Depuis quelques années le Salon Réalités Nouvelles consacré à la peinture et à la sculpture s’est renouvelé avec l’apport de la photo numérique, puis des nouvelles technologies, de l’intelligence artificielle et des relations Art /sciences. Cette année j’ai eu le plaisir de découvrir la projection vidéographique d’une oeuvre générative réalisée par le duo mixte B_Long. Cette création intitulée RAUS en hommage à Robert Rauschenberg renouvelle un thème souvent abordé par les peintres celui de l’atelier.
Les organisateurs du Salon ont cette année été récompensés pour leur travail personnel , Olivier di Pizio a reçu le prix Point contemporain , Jean-Marc CHOMAZ & Tania LE GOFF, ont reçu le Prix ArtsHebdoMédias pour Irréversibles Abstractions – Dissolution des mondes flottants, installation arts et sciences . Plusieurs critique présents ont été intéressés par l’oeuvre cartographique de Sandrine Thiébaud Mathieu, secrétaire générale de l’association.Artiste plasticienne, initialement peintre, elle a dépouillé la toile de sa peinture pour exercer un art textile transpercé d’épingles qui le structurent jusqu’à la sculpture. La délicatesse de son univers se manifeste aussi bien dans sa fascinante technique procédurale que dans la poésie de ses titres tels que Contre les gravités qui nous mènent à la chute ou Jusqu’aux lenteurs habitables. Elle a reçu le Prix L’Oeil 2023.
Alain Longuet est l’un des pionniers de l’Art vidéo français, il a réalisé aussi bien des bandes seules que des installations. Il partage son temps entre infographies, photo numérique, installations vidéo et performatives, la valorisation des archives de l’art vidéo analogiques des années 80 et le développement de nouveaux projets collaboratifs. Il a beaucoup partagé son expérience de vidéaste pour ses vidéo-danse , il a ainsi assuré la scénographe images de la sublime trilogie de Mark Tomkins Men, Women , Humen. Un autre de ses engagements le place auprès d’artistes pour ses visites d’atelier. Il a rénové son approche de ces lieux essentiels à la création au sein de B_Long.
Le duo B_Long réunit Carol-Ann Braun et Alain Longuet ils ont produit ces cinq dernières années. à la galerie Abstract Project, vitrine permanente du Salon, quatre oeuvres génératives communes. L’algorithme, conçu par les deux artistes, est codé par Alain Longuet ; les éléments graphiques agencés à l’écran sont créés par Carol-Ann Braun à partir de motifs dessinés ou photographiés dans son atelier.
Cette dernière en tant que franco-américaine a été formée à l’Université de Princeton à l’Institut d’Etudes Théâtrales avant un DEA à Paris 3. Elle se définit comme peintre et désigner d’interfaces. Invitée à Réalités nouvelles par David Apikian dès 2014 pour ses activités multimédia et numérique, elle a à l’époque reçu une commande de la fondation de France pour un vitrail interactif. C’était une œuvre participative qui s’est métamorphosée en Street Media Totem dont les composantes ont été une source d’inspiration pour RAUS.

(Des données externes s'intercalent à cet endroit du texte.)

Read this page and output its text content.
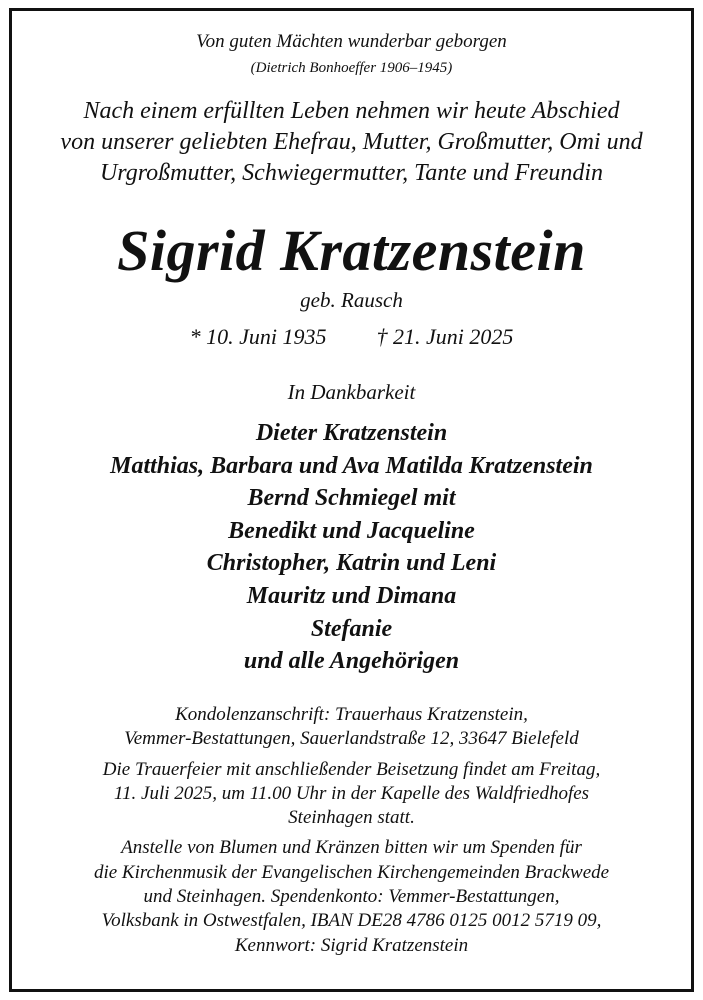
Von guten Mächten wunderbar geborgen
(Dietrich Bonhoeffer 1906–1945)
Nach einem erfüllten Leben nehmen wir heute Abschied
von unserer geliebten Ehefrau, Mutter, Großmutter, Omi und
Urgroßmutter, Schwiegermutter, Tante und Freundin
Sigrid Kratzenstein
geb. Rausch
* 10. Juni 1935 † 21. Juni 2025
In Dankbarkeit
Dieter Kratzenstein
Matthias, Barbara und Ava Matilda Kratzenstein
Bernd Schmiegel mit
Benedikt und Jacqueline
Christopher, Katrin und Leni
Mauritz und Dimana
Stefanie
und alle Angehörigen
Kondolenzanschrift: Trauerhaus Kratzenstein,
Vemmer-Bestattungen, Sauerlandstraße 12, 33647 Bielefeld
Die Trauerfeier mit anschließender Beisetzung findet am Freitag,
11. Juli 2025, um 11.00 Uhr in der Kapelle des Waldfriedhofes
Steinhagen statt.
Anstelle von Blumen und Kränzen bitten wir um Spenden für
die Kirchenmusik der Evangelischen Kirchengemeinden Brackwede
und Steinhagen. Spendenkonto: Vemmer-Bestattungen,
Volksbank in Ostwestfalen, IBAN DE28 4786 0125 0012 5719 09,
Kennwort: Sigrid Kratzenstein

Dans son atelier elle a produit des images d’oeuvres, des fragments de son totem, les murs, les dessins , les notes. Dans l’oeuvre commune ces fragments, de taille et contours variables se superposent. Leur challenge a été d’équilibrer aléatoire et composition. Une centaine de ces fragments (dont l’échelle a été longuement retravaillée) mélangent gestes peints, traits rectilignes et autres motifs géométriques. Les compositions picturales générées sont en évolution constante grâce aux moteurs algorithmiques mis au point par Alain Longuet, d’où l’oeuvre plus procédurale que générative car le principe de random access et d’affichage au hasard n’est pas strictement génératif. Un autre équilibre s’établit dans le flux programmé entre éléments graphiques aux limites de l’abstraction et fragments plus concrets.
Carol-Ann Braun a été l‘un des artisans du colloque « Apologie de la coproduction comme intelligence collective. Qu est ce que l ‘ IA peut ne pas nous prendre ? » . A cette occasion 32 artistes de l ‘association ont produit collectivement l’exposition Prompts . Des commandes écrites sont transmises à l’outil d’intelligence artificielle Stable Diffusion pour la production d’images, regroupées par Denise Demaret-Pranville en arbres de Pythagore, fractales construites à l’aide de carrés. Le travail collectif ne s’arrête pas là : les différents prompts sont repris dans un poème rédigé par ChatGPT. Par la suite, les images des artistes sont fusionnées pour faire émerger l’amorce d’une esthétique « Réalités Nouvelles » partagée. La douzaine de panneaux de l’installation PROMPT ART dialogue avec la fascinante pièce vidéo-projetée RAUS comme une autre possible création entre initiatives humaines et technologies les plus actuelles.